For those unfamiliar with tonnato, it’s a creamy, mayonnaise-like sauce made with tuna.  The most infamous use of tonnato is served over cold veal slices. Yes, you heard right.  You’re probably recoiling in horror and revulsion right now.  However, as with many things in the epicurean world, certain flavor profiles sound outlandish and abysmal, but are truly extraordinary.  Meet, vitello tonnato, a dish originating from the Piedmontese region – these two perfect strangers, veal and tuna, meet and the result is this decadent and exceedingly sophisticated antipasto served on special family gatherings.

Best made the day in advance to allow the flavors to marry, a veal round is typically braised, cooled and after it’s been thinly sliced, the tonnato sauce is poured over and served with capers.

Don’t knock it till you have tried it.  Remember the first time someone took you to a sushi restaurant and the thought of eating raw fish was nauseating and after tying it, sushi was your new best friend?  My point exactly.

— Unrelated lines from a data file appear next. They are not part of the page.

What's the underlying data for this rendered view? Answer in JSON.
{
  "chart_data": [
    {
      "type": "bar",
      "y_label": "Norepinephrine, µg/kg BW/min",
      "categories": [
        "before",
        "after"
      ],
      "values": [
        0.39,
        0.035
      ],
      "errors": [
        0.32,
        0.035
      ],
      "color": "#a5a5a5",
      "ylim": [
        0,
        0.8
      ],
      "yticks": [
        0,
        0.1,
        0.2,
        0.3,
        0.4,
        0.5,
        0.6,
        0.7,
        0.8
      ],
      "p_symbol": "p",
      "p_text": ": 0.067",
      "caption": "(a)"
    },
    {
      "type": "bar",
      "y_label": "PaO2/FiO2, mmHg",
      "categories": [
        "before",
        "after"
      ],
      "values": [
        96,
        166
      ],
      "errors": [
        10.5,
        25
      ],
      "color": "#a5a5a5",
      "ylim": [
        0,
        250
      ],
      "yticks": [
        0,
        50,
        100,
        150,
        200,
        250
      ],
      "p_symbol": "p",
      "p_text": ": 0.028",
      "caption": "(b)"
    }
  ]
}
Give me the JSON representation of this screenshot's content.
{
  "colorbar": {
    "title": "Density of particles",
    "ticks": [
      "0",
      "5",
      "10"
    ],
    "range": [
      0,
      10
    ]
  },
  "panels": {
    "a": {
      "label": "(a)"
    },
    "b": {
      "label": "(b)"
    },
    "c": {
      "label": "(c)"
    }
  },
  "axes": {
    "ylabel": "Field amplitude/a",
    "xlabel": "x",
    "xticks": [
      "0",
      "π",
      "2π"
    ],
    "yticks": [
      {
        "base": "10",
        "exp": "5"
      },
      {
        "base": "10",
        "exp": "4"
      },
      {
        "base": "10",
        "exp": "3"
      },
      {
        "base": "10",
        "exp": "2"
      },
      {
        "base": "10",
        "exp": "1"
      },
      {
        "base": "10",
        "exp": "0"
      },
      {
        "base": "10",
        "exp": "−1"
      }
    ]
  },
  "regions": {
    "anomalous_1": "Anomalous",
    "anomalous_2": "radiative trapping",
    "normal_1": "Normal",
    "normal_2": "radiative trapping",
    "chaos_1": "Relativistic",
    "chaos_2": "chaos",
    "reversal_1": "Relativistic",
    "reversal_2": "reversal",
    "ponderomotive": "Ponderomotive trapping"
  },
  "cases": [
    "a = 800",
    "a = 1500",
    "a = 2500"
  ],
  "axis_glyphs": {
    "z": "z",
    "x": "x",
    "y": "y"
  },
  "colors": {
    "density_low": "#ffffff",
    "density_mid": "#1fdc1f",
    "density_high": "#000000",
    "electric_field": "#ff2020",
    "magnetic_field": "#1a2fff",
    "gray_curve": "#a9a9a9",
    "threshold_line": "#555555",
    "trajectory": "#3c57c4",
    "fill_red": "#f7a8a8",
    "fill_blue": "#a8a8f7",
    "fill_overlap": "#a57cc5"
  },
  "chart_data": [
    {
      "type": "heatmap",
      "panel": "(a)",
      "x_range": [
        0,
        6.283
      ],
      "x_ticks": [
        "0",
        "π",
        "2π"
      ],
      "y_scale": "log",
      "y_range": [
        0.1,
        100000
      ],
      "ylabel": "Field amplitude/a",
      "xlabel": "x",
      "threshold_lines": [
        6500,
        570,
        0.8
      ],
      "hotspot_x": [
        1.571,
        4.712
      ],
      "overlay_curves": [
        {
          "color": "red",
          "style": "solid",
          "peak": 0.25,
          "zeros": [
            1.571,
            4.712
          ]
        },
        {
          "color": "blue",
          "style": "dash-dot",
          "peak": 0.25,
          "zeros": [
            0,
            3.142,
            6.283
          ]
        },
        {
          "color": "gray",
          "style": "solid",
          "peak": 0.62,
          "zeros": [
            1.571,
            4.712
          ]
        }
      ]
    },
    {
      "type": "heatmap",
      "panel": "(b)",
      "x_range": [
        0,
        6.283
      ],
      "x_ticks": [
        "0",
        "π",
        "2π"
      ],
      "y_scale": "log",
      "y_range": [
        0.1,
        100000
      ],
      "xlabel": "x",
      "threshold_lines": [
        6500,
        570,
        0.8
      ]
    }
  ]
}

The basic ingredients to tonnato are capers, good grade quality tuna, anchovies, lemon juice, olive oil and mayo.  The mayo is what makes takes it over the top, but egg yolks can be used.  Tonnato is one of those adaptable sauces that goes well on anything.  It pairs beautifully with roasted veggies, adorns a pork loin, served alongside roasted, turkey breast.  Not to mention in a sandwich as a spread or as dipping sauce with a crudité platter.



One 1 LB pork tenderloin

Kosher salt

Fresh cracked pepper


4 TBSP lemon juice

½ TSP kosher salt

2 egg yolks

½ cup of olive oil

½ cup of safflower oil

1 TSP Grey Poupon Dijon mustard

1 TSP capers

2 anchovy filets – chopped

1 can of good tuna packed in olive oil – drained and rough chopped


Season the pork loin with kosher salt and fresh cracked pepper and rub it well with olive oil. Place it in a foil lined cookie sheet and roast for about 30 minutes and an instant thermometer reads 140F.

In a skillet, add some olive oil and brown the pork on all sides after you have removed it from the oven. Set aside and refrigerate at least 7 hours, for easy slicing.

Inside the cup provided with an immersion blender, add the egg yolks, mustard, 2 TBSP lemon juice, capers, anchovies and the oils.  Insert the immersion blender all the way to the bottom of the cup and turn on bringing the blender up and down slowly until the mayo is formed.  Add the tuna and the remaining 2 TBSP of lemon juice and blend to incorporate and create a smooth sauce.  Adjust seasonings as the anchovies and tuna will have salt.

Remove the pork from the fridge and slice thinly against the grain.  Place on a platter, spread the pork with the tonnato mayo and cover with some plastic wrap and return to the fridge.  Allow it to chill for about 4 hours, as the flavors will improve. Serve chilled or at room temperature.